Science

A View of the Space Age From the Classical World

We’ll never know who was the first human to look up at the stars speckling the night sky and see opportunity. Someone was the first to imagine stories playing out in the heavens above and to start naming the glimmering lights for gods and animals and heroes. Perhaps even before that, humans noticed they could navigate using the stars, and mark the passing of the seasons by the lights’ shifting positions. And one day, someone looked up at the cosmos and said, “I want to go there.”

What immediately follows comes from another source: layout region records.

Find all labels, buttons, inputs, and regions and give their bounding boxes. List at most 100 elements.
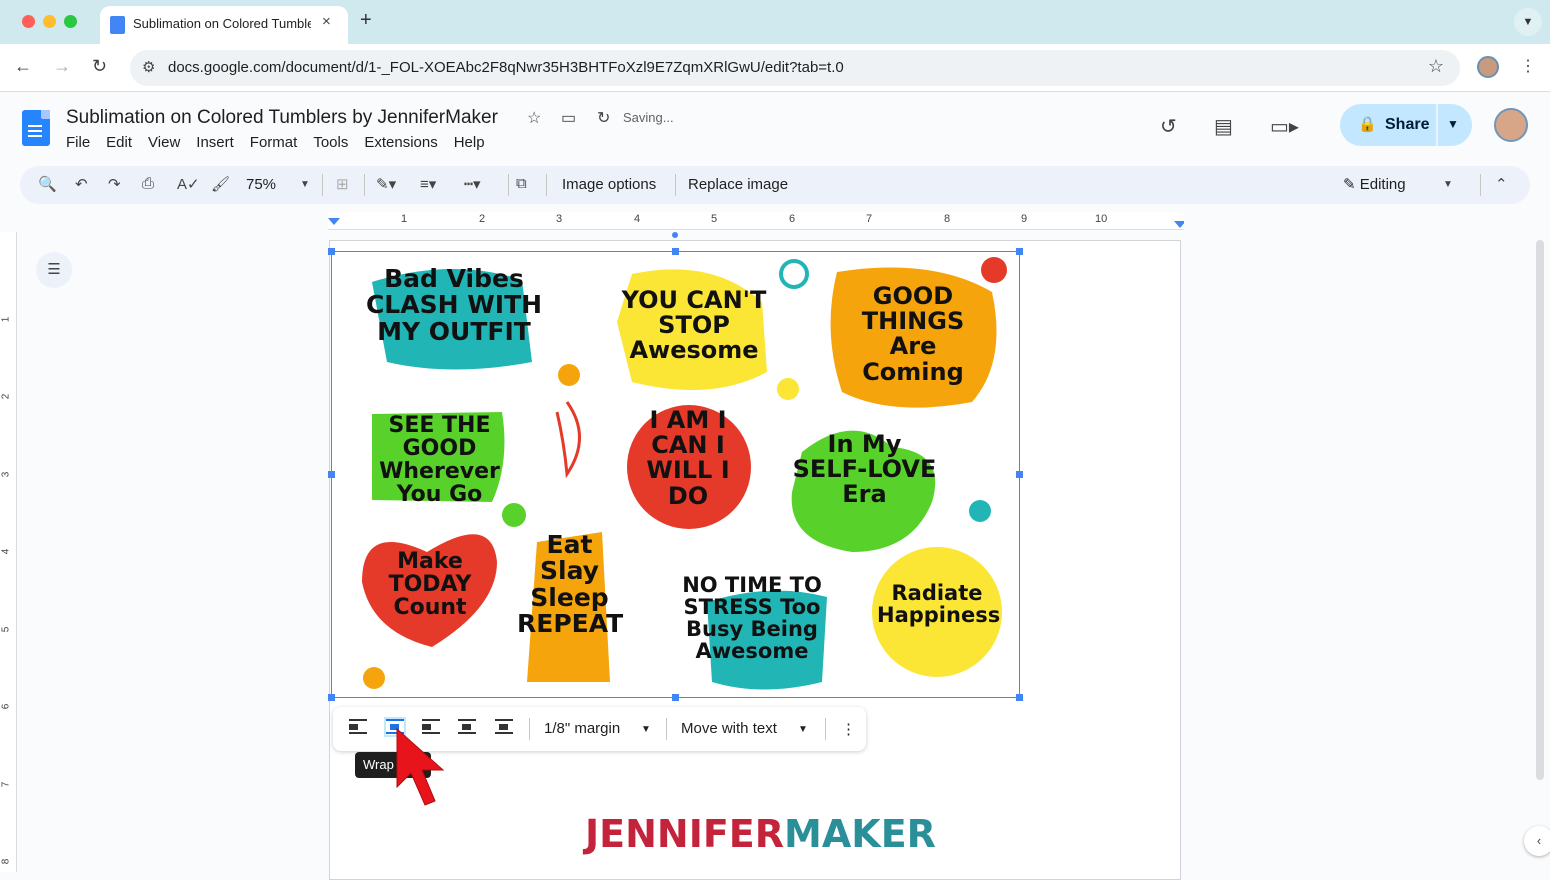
- sticker-radiate: Radiate Happiness: [877, 581, 1001, 628]
- close-window-button[interactable]: [22, 15, 35, 28]
- behind-text-icon[interactable]: [458, 719, 476, 735]
- border-color-icon[interactable]: ✎▾: [376, 175, 396, 193]
- new-tab-button[interactable]: +: [360, 9, 372, 32]
- left-indent-marker[interactable]: [328, 218, 340, 225]
- menu-insert[interactable]: Insert: [196, 134, 234, 151]
- browser-profile-avatar[interactable]: [1477, 56, 1499, 78]
- resize-handle[interactable]: [672, 694, 679, 701]
- ruler-number: 7: [0, 781, 12, 788]
- menu-tools[interactable]: Tools: [313, 134, 348, 151]
- document-outline-icon[interactable]: ☰: [36, 252, 72, 288]
- undo-icon[interactable]: ↶: [75, 175, 88, 193]
- move-folder-icon[interactable]: ▭: [561, 108, 576, 128]
- brand-part-2: MAKER: [784, 812, 936, 856]
- pointer-cursor-icon: [396, 727, 445, 806]
- sticker-eat-slay: Eat Slay Sleep REPEAT: [517, 530, 624, 638]
- pencil-icon: ✎: [1343, 176, 1360, 193]
- search-menus-icon[interactable]: 🔍: [38, 175, 57, 193]
- spellcheck-icon[interactable]: A✓: [177, 175, 200, 193]
- in-line-icon[interactable]: [349, 719, 367, 735]
- replace-image-button[interactable]: Replace image: [688, 176, 788, 193]
- redo-icon[interactable]: ↷: [108, 175, 121, 193]
- ruler-number: 3: [0, 471, 12, 478]
- print-icon[interactable]: ⎙: [142, 175, 154, 192]
- comments-icon[interactable]: ▤: [1214, 114, 1233, 139]
- share-button[interactable]: 🔒 Share ▼: [1340, 104, 1472, 146]
- account-avatar[interactable]: [1494, 108, 1528, 142]
- resize-handle[interactable]: [672, 248, 679, 255]
- ruler-number: 1: [0, 316, 12, 323]
- position-select[interactable]: Move with text: [681, 720, 777, 737]
- menu-format[interactable]: Format: [250, 134, 298, 151]
- ruler-number: 8: [0, 858, 12, 865]
- lock-icon: 🔒: [1358, 116, 1377, 133]
- menu-bar: File Edit View Insert Format Tools Exten…: [66, 134, 501, 151]
- site-info-icon[interactable]: ⚙: [142, 58, 155, 76]
- minimize-window-button[interactable]: [43, 15, 56, 28]
- address-bar[interactable]: ⚙ docs.google.com/document/d/1-_FOL-XOEA…: [130, 50, 1460, 86]
- sticker-self-love: In My SELF-LOVE Era: [792, 430, 937, 509]
- zoom-dropdown-icon[interactable]: ▼: [300, 179, 310, 190]
- share-dropdown-icon[interactable]: ▼: [1447, 117, 1459, 131]
- position-dropdown-icon[interactable]: ▼: [798, 724, 808, 735]
- menu-file[interactable]: File: [66, 134, 90, 151]
- image-options-button[interactable]: Image options: [562, 176, 656, 193]
- menu-view[interactable]: View: [148, 134, 180, 151]
- ruler-number: 4: [0, 548, 12, 555]
- resize-handle[interactable]: [1016, 248, 1023, 255]
- vertical-scrollbar[interactable]: [1536, 240, 1544, 780]
- zoom-window-button[interactable]: [64, 15, 77, 28]
- document-title[interactable]: Sublimation on Colored Tumblers by Jenni…: [66, 107, 498, 129]
- sticker-good-things: GOOD THINGS Are Coming: [861, 282, 965, 386]
- more-options-icon[interactable]: ⋮: [841, 720, 856, 738]
- add-comment-icon[interactable]: ⊞: [336, 175, 349, 193]
- star-icon[interactable]: ☆: [527, 108, 541, 128]
- forward-arrow-icon[interactable]: →: [53, 56, 71, 77]
- resize-handle[interactable]: [1016, 694, 1023, 701]
- resize-handle[interactable]: [328, 471, 335, 478]
- tab-search-icon[interactable]: ▼: [1514, 8, 1542, 36]
- margin-dropdown-icon[interactable]: ▼: [641, 724, 651, 735]
- menu-extensions[interactable]: Extensions: [364, 134, 437, 151]
- menu-help[interactable]: Help: [454, 134, 485, 151]
- margin-select[interactable]: 1/8" margin: [544, 720, 620, 737]
- editing-mode-select[interactable]: ✎ Editing: [1343, 175, 1406, 193]
- border-dash-icon[interactable]: ┅▾: [464, 175, 481, 193]
- in-front-of-text-icon[interactable]: [495, 719, 513, 735]
- sticker-you-cant-stop: YOU CAN'T STOP Awesome: [621, 286, 767, 365]
- ruler-number: 2: [0, 393, 12, 400]
- mode-dropdown-icon[interactable]: ▼: [1443, 179, 1453, 190]
- hide-menus-icon[interactable]: ⌃: [1495, 175, 1508, 193]
- right-indent-marker[interactable]: [1174, 221, 1184, 228]
- rotate-handle[interactable]: [672, 232, 678, 238]
- tab-close-icon[interactable]: ×: [322, 13, 331, 30]
- brand-part-1: JENNIFER: [585, 812, 785, 856]
- editing-mode-label: Editing: [1359, 176, 1406, 193]
- meet-video-icon[interactable]: ▭▸: [1270, 114, 1299, 139]
- side-panel-toggle-icon[interactable]: ‹: [1524, 826, 1550, 856]
- reload-icon[interactable]: ↻: [92, 56, 107, 77]
- version-history-icon[interactable]: ↺: [1160, 114, 1177, 139]
- crop-icon[interactable]: ⧉: [516, 175, 527, 192]
- menu-edit[interactable]: Edit: [106, 134, 132, 151]
- bookmark-star-icon[interactable]: ☆: [1428, 56, 1444, 77]
- zoom-select[interactable]: 75%: [246, 176, 276, 193]
- resize-handle[interactable]: [328, 248, 335, 255]
- browser-tab[interactable]: Sublimation on Colored Tumblers by Jenni…: [100, 6, 348, 44]
- browser-menu-icon[interactable]: ⋮: [1520, 56, 1536, 76]
- resize-handle[interactable]: [328, 694, 335, 701]
- browser-nav-bar: ← → ↻ ⚙ docs.google.com/document/d/1-_FO…: [0, 44, 1550, 92]
- back-arrow-icon[interactable]: ←: [14, 56, 32, 77]
- horizontal-ruler[interactable]: 1 2 3 4 5 6 7 8 9 10: [328, 212, 1184, 230]
- border-weight-icon[interactable]: ≡▾: [420, 175, 436, 193]
- address-url[interactable]: docs.google.com/document/d/1-_FOL-XOEAbc…: [168, 59, 844, 76]
- selected-image[interactable]: Bad Vibes CLASH WITH MY OUTFIT YOU CAN'T…: [331, 251, 1020, 698]
- sticker-i-am: I AM I CAN I WILL I DO: [646, 406, 730, 510]
- ruler-number: 6: [0, 703, 12, 710]
- paint-format-icon[interactable]: 🖌: [211, 175, 230, 193]
- sticker-see-the-good: SEE THE GOOD Wherever You Go: [379, 413, 500, 508]
- jennifermaker-logo: JENNIFERMAKER: [585, 812, 936, 856]
- vertical-ruler[interactable]: 1 2 3 4 5 6 7 8: [0, 232, 17, 872]
- resize-handle[interactable]: [1016, 471, 1023, 478]
- docs-logo-icon[interactable]: [22, 110, 50, 146]
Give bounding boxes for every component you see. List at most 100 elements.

In December, astronomer and astrophysicist Gianluca Masi captured an image of the International Space Station (ISS) passing directly over Rome’s Colosseum, noting in a statement that he saw it as a “bridge between past and future.” And that it is. The ISS, more than 250 miles above Earth’s surface, appears as a bright chord across the circular opening of an amphitheater built nearly 2,000 years ago.

The Colosseum has stood in the heart of Rome for almost 2,000 years. The International Space Station has flown overhead for more than 20.
The Colosseum has stood in the heart of Rome for almost 2,000 years. The International Space Station has flown overhead for more than 20. Nico De Pasquale Photography/Getty Images

But we see something else as well in the image: an inherent need to explore, and a capacity for wonder, coming full circle. Our world has always been in motion, constantly changing and presenting fresh challenges. Yet humans have always managed to adapt, and to discover and embrace things that wow us.

Masi, founder and director of the Virtual Telescope Project, collaborated with Parco archeologico del Colosseo, which manages and conserves the Colosseum and other monuments, to access the site at just the right time to create the image. Masi called the event a “once-in-a-lifetime” opportunity, but we’re betting there will be many more chances to find wonder and delight. It’s in our nature.